Entre todas estas actualizaciones, destacar la MS07-27 referente a una actualización acumulativa para Internet Explorer en sus versiones 5.01, 6 y 7. Los problemas que se corrigen en esta ocasión son:

• Primero: un problema en la forma en la que Internet Explorer instancia objetos COM que no fueron diseñados para ser instanciados desde este. Un atacante puede aprovechar esto para ejecutar código arbitrario en la máquina de la víctima si esta visita una página web maliciosa especialmente construida a tal efecto.
• Segundo: se debe a la forma en la que Internet Explorer accede a objetos cuando no han sido aún inicializados o han sido borrados. Un atacante puede explotar esto construyendo una página web maliciosa que, una vez visitada por la víctima, pudiera provocar la ejecución de código arbitrario en el sistema de la misma.
• Tercera: se debe a la forma en la que Internet Explorer trata un método de propiedad. Se podría crear una página maliciosa que, una vez visitada por la víctima, consiguiéramos provocar la ejecución de código arbitrario en el sistema de la misma.
• Cuarta: es una serie de problemas de Internet Explorer a la hora de acceder a memoria sin inicializar en ciertas situaciones. Con un ataque se puede crear una página maliciosa que, una vez visitada por la víctima, provocará la ejecución de código arbitrario en el sistema de la misma.
• Quinta: también se ha corregido un problema en un componente de servicio de medios que no era soportado por Internet Explorer. Un atacante puede crear una página maliciosa que, una vez visitada por la víctima, provocará la ejecución de código arbitrario en el sistema de la misma.

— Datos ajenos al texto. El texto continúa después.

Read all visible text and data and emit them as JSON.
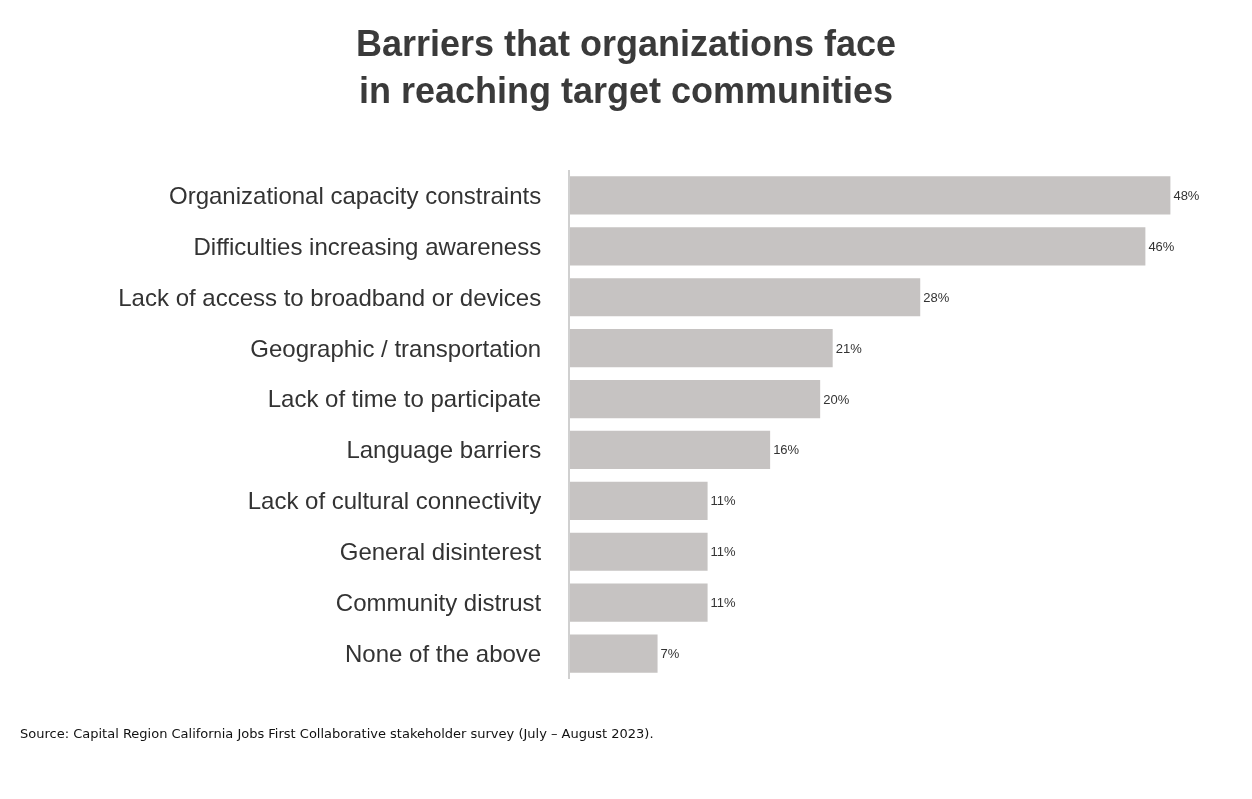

La recomendación que puedo hacer, es la de actualizar puntualmente con los parches oficiales publicados por el fabricante de Software, que en esta ocasión es Microsoft, con el único objetivo de poder mantener asegurada una máquina y la información que en esta guardamos.

En los entornos empresariales, esto puede suponer un problema, pero en el mercado existen soluciones que permiten controlar la distribución de las actualizaciones del software después de una correcta comprobación por parte del departamento de Sistemas. Si la compañía no cuenta con tiempo, dinero y recursos para realizarlo de está forma, confié en el fabricante y actualice, no tiene por que suceder nada en el sistema ya que todas estas actualizaciones pasan férreas pruebas de calidad para evitar romper algo que funciona.